Es muy habitual observar en plena calle esa escena de un vehículo con el capó levantado y dos o tres personas que husmean en el motor buscando una eventual avería que muy posiblemente se han imaginado al oir un ruido extraño y chirriante mientras conducían y parárseles el coche. Dos de ellos son conductor y copiloto, y el tercero es un extraño que pasaba por allí y, dándoselas de experto en la materia, mete también sus narices y empieza a manipular sin orden ni concierto, moviendo cables de bujías, tanteando la cala del aceite o destapando los vasos de la batería. Ninguno de ellos tiene pajolera idea de mecánica, electricidad del automóvil, ni siquiera de freir un huevo.

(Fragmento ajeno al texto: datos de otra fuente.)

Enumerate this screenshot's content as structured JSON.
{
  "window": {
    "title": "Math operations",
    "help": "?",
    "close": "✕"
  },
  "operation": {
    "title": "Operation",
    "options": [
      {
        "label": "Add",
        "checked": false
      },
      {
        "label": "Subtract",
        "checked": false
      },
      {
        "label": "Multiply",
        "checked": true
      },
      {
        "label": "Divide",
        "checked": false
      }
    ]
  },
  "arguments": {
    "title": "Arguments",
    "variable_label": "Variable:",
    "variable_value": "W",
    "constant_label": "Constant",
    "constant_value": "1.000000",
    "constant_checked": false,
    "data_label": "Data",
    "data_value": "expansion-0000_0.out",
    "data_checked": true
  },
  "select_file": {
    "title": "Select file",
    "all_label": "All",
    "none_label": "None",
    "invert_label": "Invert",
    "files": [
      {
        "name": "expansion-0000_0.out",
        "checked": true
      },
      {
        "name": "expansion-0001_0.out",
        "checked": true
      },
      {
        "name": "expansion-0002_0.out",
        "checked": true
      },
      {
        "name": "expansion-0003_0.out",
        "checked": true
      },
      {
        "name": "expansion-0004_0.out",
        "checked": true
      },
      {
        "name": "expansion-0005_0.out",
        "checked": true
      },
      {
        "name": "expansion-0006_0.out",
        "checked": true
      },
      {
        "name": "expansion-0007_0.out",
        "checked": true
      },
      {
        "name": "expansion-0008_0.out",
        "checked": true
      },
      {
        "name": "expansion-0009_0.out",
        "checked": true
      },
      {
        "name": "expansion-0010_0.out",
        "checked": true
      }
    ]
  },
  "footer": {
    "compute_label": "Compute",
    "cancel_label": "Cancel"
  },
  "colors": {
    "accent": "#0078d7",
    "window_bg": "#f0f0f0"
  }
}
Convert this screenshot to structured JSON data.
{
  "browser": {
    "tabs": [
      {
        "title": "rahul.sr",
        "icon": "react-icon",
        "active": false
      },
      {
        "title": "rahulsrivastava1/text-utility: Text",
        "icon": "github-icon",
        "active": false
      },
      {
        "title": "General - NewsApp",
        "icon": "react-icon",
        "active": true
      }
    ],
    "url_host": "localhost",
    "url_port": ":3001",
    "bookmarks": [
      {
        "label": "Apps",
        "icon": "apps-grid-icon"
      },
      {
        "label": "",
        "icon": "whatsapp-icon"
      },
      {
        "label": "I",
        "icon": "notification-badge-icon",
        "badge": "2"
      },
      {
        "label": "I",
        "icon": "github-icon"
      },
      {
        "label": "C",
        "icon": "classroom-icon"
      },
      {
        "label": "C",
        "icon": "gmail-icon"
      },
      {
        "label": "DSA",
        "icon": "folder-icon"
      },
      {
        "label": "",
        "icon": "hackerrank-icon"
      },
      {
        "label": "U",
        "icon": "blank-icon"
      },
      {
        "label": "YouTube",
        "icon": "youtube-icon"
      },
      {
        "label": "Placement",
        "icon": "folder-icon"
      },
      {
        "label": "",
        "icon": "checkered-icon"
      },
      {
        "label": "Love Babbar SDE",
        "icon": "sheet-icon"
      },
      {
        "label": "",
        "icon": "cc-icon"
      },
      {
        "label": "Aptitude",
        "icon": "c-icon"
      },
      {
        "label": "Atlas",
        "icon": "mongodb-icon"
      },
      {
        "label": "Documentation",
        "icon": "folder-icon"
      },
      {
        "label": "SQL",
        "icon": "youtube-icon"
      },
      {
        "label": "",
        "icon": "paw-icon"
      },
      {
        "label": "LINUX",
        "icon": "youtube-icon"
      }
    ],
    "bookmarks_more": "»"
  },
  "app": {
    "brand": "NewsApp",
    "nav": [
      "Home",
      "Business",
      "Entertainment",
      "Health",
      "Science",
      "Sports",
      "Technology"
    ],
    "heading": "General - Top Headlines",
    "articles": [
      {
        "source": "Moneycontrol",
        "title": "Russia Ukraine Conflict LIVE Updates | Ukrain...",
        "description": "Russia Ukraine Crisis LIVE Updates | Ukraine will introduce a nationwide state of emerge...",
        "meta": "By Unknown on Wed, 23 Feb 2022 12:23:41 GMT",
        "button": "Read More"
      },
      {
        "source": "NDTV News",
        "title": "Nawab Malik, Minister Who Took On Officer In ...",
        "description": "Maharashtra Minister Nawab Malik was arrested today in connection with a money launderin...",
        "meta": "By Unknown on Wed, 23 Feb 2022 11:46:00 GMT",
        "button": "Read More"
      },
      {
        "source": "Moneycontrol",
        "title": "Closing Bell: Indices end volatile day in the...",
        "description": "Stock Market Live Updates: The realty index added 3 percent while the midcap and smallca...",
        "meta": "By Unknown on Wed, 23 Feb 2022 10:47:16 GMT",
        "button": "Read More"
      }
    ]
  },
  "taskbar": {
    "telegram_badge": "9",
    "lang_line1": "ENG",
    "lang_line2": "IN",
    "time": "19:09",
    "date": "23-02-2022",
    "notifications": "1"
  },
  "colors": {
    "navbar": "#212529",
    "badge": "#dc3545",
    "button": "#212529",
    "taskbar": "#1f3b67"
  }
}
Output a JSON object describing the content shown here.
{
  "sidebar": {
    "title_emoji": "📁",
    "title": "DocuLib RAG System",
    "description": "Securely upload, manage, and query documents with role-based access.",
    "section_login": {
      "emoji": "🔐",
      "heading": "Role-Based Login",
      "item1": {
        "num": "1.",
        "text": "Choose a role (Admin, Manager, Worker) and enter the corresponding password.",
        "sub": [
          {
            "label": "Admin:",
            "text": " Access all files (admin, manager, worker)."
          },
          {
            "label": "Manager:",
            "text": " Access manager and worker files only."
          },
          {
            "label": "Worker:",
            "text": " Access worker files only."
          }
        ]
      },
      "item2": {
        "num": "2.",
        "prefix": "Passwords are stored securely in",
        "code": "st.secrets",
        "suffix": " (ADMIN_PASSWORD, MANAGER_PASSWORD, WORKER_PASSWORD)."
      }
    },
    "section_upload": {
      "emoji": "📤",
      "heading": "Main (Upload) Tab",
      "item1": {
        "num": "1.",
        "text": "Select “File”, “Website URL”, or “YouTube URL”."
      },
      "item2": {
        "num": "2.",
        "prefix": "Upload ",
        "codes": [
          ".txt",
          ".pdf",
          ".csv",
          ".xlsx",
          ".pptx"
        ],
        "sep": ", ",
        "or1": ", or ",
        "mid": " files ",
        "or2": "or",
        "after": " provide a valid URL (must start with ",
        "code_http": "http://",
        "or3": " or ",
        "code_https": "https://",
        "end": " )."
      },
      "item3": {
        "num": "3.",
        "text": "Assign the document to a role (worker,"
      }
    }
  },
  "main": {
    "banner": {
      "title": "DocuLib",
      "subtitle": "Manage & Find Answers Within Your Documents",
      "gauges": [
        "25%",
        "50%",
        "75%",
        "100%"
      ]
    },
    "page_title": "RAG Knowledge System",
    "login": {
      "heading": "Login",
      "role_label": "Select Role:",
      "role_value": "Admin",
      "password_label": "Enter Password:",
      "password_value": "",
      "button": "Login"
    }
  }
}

Pero mientras tanto hablan y discuten, “daí al contacto, apaga, vuelve a encender…”, y así sucesivamente cuando en realidad no tienen ni puñetera idea de para qué hacen eso. Y el extraño, menos aún. Como no encuentran absolutamente nada, dan un par de puntapiés a cada uno de los neumáticos (incluido el de repuesto) y uno de ellos dice a su compañero: “¿tién gasolina?”. “Ta llenu”, contesta el que conduce. “Pues esto va  a ser cosa de la junta culata”, tercia el foriato. “Y eso ¿qué ye?”, preguntan los otros con cara de pijos. “No se, pero debe ser muy grave porque al mi cuñáu arregláronila el otru día y tuvo que pagar una pasta”. De manera que, alarmados, sacan los papeles y llaman a la asistencia de la aseguradora que llega a los quince minutos manejando una camioneta remolque. Pregunta por los síntomas de la avería, mira el motor, va hacia su caja de herramientas y, provisto de un pequeño destornillador, lo introduce en hueco del motor, aprieta o afloja un tornillo, y manda dar de nuevo al contacto. El motor arranca a la primera ruidos ni estridencias y el operario dice “listo, ya está arreglado”. Guarda la herramienta y saca un papel. “Firme aquí”, dice dirigiéndose al dueño que, alelado, pregunta: “¿qué es lo que tenía?”. ”El bendis, amigo”, y se marcha dejando a los tres con la boca abierta.